Lewis had flushed slightly, but he didn't answer
Gabriel's question. Instead he said, "Is Lydia still in this with you?"
"Your little sweetheart?" Gabriel grinned nastily. "Better give up on her, too. She's back under her father's thumb. She never liked you, anyway."
Pity, Kaitlyn thought. Lydia Zetes was a spy and a traitor, sent by her father to snoop on them as they traveled to Canada to find the Fellowship-but Kaitlyn felt vaguely sorry for her. Being under Mr. Z's thumb was a fate she wouldn't wish on anybody.
"It's like I told Kaitlyn," Gabriel said calmly. "You might as well all go home. You can't get at the crystal. The police wouldn't believe you-the old man has them taken care of. He's taking care of the ones Anna's parents contacted, too, by the way. And the Fellowship can't even help themselves. So there's really no point in you staying. Why don't you go home before I have to hurt you again?"

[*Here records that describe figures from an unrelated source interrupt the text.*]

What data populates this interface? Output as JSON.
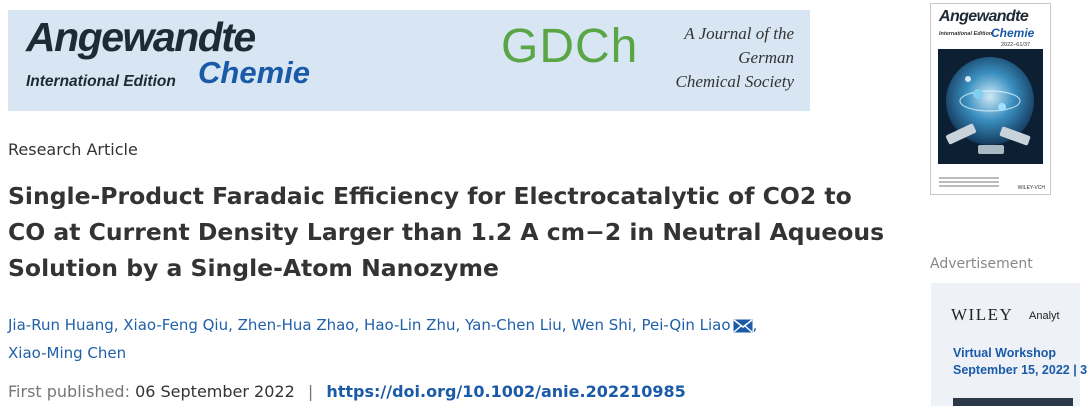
{
  "banner": {
    "brand_main": "Angewandte",
    "brand_edition": "International Edition",
    "brand_sub": "Chemie",
    "society_logo": "GDCh",
    "society_line1": "A Journal of the",
    "society_line2": "German",
    "society_line3": "Chemical Society"
  },
  "cover": {
    "title_main": "Angewandte",
    "title_sub": "Chemie",
    "edition": "International Edition",
    "volume": "2022–61/37",
    "publisher": "WILEY-VCH"
  },
  "article": {
    "type": "Research Article",
    "title": "Single-Product Faradaic Efficiency for Electrocatalytic of CO2 to CO at Current Density Larger than 1.2 A cm−2 in Neutral Aqueous Solution by a Single-Atom Nanozyme",
    "authors": [
      "Jia-Run Huang",
      "Xiao-Feng Qiu",
      "Zhen-Hua Zhao",
      "Hao-Lin Zhu",
      "Yan-Chen Liu",
      "Wen Shi",
      "Pei-Qin Liao",
      "Xiao-Ming Chen"
    ],
    "published_label": "First published:",
    "published_date": "06 September 2022",
    "separator": "|",
    "doi": "https://doi.org/10.1002/anie.202210985"
  },
  "ad": {
    "label": "Advertisement",
    "brand": "WILEY",
    "brand_sub": "Analyt",
    "line1": "Virtual Workshop",
    "line2": "September 15, 2022 | 3"
  },
  "colors": {
    "banner_bg": "#d7e6f2",
    "link_blue": "#1a5aa8",
    "gdch_green": "#5aa646"
  }
}
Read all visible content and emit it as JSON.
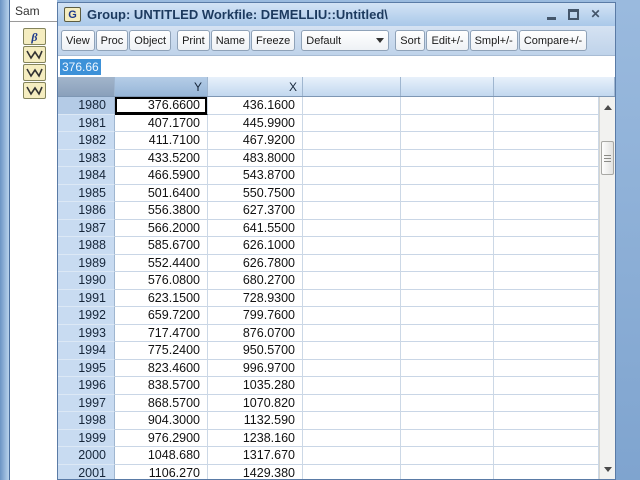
{
  "background_window": {
    "title_fragment": "Sam",
    "object_icons": [
      "beta-coefficient-object",
      "series-object",
      "series-object",
      "series-object"
    ]
  },
  "group_window": {
    "icon_letter": "G",
    "title": "Group: UNTITLED  Workfile: DEMELLIU::Untitled\\"
  },
  "toolbar": {
    "button_groups": [
      [
        "View",
        "Proc",
        "Object"
      ],
      [
        "Print",
        "Name",
        "Freeze"
      ]
    ],
    "dropdown_value": "Default",
    "right_buttons": [
      "Sort",
      "Edit+/-",
      "Smpl+/-",
      "Compare+/-"
    ]
  },
  "edit_bar": {
    "value": "376.66"
  },
  "table": {
    "column_headers": [
      "",
      "Y",
      "X",
      "",
      "",
      ""
    ],
    "selected_cell": {
      "row_year": "1980",
      "column": "Y",
      "value": "376.6600"
    },
    "rows": [
      {
        "year": "1980",
        "y": "376.6600",
        "x": "436.1600"
      },
      {
        "year": "1981",
        "y": "407.1700",
        "x": "445.9900"
      },
      {
        "year": "1982",
        "y": "411.7100",
        "x": "467.9200"
      },
      {
        "year": "1983",
        "y": "433.5200",
        "x": "483.8000"
      },
      {
        "year": "1984",
        "y": "466.5900",
        "x": "543.8700"
      },
      {
        "year": "1985",
        "y": "501.6400",
        "x": "550.7500"
      },
      {
        "year": "1986",
        "y": "556.3800",
        "x": "627.3700"
      },
      {
        "year": "1987",
        "y": "566.2000",
        "x": "641.5500"
      },
      {
        "year": "1988",
        "y": "585.6700",
        "x": "626.1000"
      },
      {
        "year": "1989",
        "y": "552.4400",
        "x": "626.7800"
      },
      {
        "year": "1990",
        "y": "576.0800",
        "x": "680.2700"
      },
      {
        "year": "1991",
        "y": "623.1500",
        "x": "728.9300"
      },
      {
        "year": "1992",
        "y": "659.7200",
        "x": "799.7600"
      },
      {
        "year": "1993",
        "y": "717.4700",
        "x": "876.0700"
      },
      {
        "year": "1994",
        "y": "775.2400",
        "x": "950.5700"
      },
      {
        "year": "1995",
        "y": "823.4600",
        "x": "996.9700"
      },
      {
        "year": "1996",
        "y": "838.5700",
        "x": "1035.280"
      },
      {
        "year": "1997",
        "y": "868.5700",
        "x": "1070.820"
      },
      {
        "year": "1998",
        "y": "904.3000",
        "x": "1132.590"
      },
      {
        "year": "1999",
        "y": "976.2900",
        "x": "1238.160"
      },
      {
        "year": "2000",
        "y": "1048.680",
        "x": "1317.670"
      },
      {
        "year": "2001",
        "y": "1106.270",
        "x": "1429.380"
      }
    ]
  },
  "colors": {
    "titlebar_blue": "#bcd4ee",
    "selection_blue": "#3d91d8",
    "header_highlight": "#97b6d8",
    "row_label_blue": "#c8dbf1",
    "desktop_blue": "#8cb2de"
  }
}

Rob had been silent so far-too angry with Gabriel to find words. Now he found them, standing up to face Gabriel directly once again. Kaitlyn didn't need the web to sense his rage-it was written in every line of his body, in the burning of his golden eyes.
"You're a traitor," he told Gabriel simply. "And if you won't join us, we'll fight you. With everything we've got."
His voice was quiet, but it shook. Not just rage, Kaitlyn thought suddenly. Rob was hurt-he felt personally betrayed. He hadn't believed Gabriel would hurt Kait-and Gabriel had proved him wrong. It had become a battle between them, Rob and Gabriel, the two in the group who had always fought most fiercely together, felt the most antagonism for each other, taken the positions farthest apart.
And who knew how to push each other's buttons. Rob was going on, his voice not quiet now but rushed and reckless.
"You know what I think? I think Kait was wrong- it's not the web you can't stand. It's not the intimacy. It's the freedom. Having to make your own choices, be responsible for yourself. That's what you can't take. You'd rather be a slave to the crystal than deal with freedom."